On me demande
parfois où je puise mes idées pour écrire et si j’ai une source qui
alimente mon imagination.
Il y en a une, en effet, c’est
la vie tout simplement.
Voici un exemple :
Hier, j’ai regardé le film
Thor avec le plus petit de mes fils, qui serrait fortement contre lui son marteau
Mjöllnir, l’arme fabuleuse offerte par Odin à Thor lorsqu’il fut proclamé successeur
au trône.
Grâce à ce film, Pablo et
moi savons maintenant que la matière avec laquelle Mjöllnir a été forgé vient d’une
vieille étoile. Ce marteau est si lourd que Thor est le seul à pouvoir le soulever ;
il crée de puissants champs magnétiques autour de lui et peut passer à travers
n’importe quoi. Thor peut utiliser le marteau pour voler et quand il le lance, il
lui revient dans les mains.

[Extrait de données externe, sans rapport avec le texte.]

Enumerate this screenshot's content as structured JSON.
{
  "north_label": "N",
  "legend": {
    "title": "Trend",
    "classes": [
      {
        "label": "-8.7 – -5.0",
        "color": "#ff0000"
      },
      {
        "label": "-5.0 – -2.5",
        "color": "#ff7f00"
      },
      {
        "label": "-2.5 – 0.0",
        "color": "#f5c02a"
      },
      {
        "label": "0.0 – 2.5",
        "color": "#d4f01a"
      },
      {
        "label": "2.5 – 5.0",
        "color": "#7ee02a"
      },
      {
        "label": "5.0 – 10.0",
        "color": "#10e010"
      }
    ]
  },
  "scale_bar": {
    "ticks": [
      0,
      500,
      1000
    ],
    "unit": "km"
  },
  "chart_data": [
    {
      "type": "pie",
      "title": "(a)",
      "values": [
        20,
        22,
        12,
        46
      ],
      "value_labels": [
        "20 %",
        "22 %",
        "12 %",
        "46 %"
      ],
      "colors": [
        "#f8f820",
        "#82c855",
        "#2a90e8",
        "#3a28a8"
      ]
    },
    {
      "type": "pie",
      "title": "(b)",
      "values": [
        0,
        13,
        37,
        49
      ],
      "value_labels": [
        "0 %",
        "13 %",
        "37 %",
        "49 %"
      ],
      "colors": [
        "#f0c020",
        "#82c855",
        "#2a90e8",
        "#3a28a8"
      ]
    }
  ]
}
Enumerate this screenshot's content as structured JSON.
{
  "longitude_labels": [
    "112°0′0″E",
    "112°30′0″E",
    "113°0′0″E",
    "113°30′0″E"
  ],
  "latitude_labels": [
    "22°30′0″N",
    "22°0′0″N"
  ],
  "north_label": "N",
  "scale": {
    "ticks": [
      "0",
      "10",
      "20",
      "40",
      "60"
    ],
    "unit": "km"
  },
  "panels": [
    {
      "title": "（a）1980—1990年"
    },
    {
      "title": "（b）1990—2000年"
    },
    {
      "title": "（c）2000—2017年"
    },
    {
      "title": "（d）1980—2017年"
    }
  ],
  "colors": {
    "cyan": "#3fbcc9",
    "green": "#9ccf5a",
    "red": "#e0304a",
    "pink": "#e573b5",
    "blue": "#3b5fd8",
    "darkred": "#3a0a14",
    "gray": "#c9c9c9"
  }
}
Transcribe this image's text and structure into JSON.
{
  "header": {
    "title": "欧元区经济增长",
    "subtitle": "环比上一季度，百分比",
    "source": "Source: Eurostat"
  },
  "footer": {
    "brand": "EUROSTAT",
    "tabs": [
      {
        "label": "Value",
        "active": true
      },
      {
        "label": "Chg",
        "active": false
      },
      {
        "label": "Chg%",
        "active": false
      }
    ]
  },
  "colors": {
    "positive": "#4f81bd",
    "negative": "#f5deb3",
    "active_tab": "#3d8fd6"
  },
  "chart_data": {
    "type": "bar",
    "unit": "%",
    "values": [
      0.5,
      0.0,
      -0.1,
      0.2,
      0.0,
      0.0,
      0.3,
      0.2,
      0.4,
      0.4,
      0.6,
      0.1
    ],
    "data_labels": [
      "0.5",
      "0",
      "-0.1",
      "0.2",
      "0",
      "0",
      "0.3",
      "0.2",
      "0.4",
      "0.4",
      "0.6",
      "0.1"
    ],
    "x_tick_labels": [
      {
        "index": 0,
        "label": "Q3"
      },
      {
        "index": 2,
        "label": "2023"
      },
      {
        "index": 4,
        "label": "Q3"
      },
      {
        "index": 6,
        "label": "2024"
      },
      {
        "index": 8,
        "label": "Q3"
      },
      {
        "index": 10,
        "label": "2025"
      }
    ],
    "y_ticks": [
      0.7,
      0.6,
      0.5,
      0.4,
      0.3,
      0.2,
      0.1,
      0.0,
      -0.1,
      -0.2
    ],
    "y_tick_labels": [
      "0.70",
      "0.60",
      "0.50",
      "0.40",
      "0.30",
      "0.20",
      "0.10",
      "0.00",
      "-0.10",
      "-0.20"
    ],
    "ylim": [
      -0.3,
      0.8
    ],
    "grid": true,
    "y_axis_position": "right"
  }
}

C’est un marteau extraordinaire, cela ne m’étonne
pas que mon fils en ait fait son jouet.
Le soir, le marteau nous a
suivis au lit (maman se trouvait bien loin, dans un avion) et le conte de tous
les soirs allait forcément porter sur ce fabuleux marteau de ce dieu
scandinave. Un doute me trottait cependant dans la tête.
Quelque chose ne collait pas
dans cette histoire, voilà comment j’ai décidé d’écrire sur le sujet.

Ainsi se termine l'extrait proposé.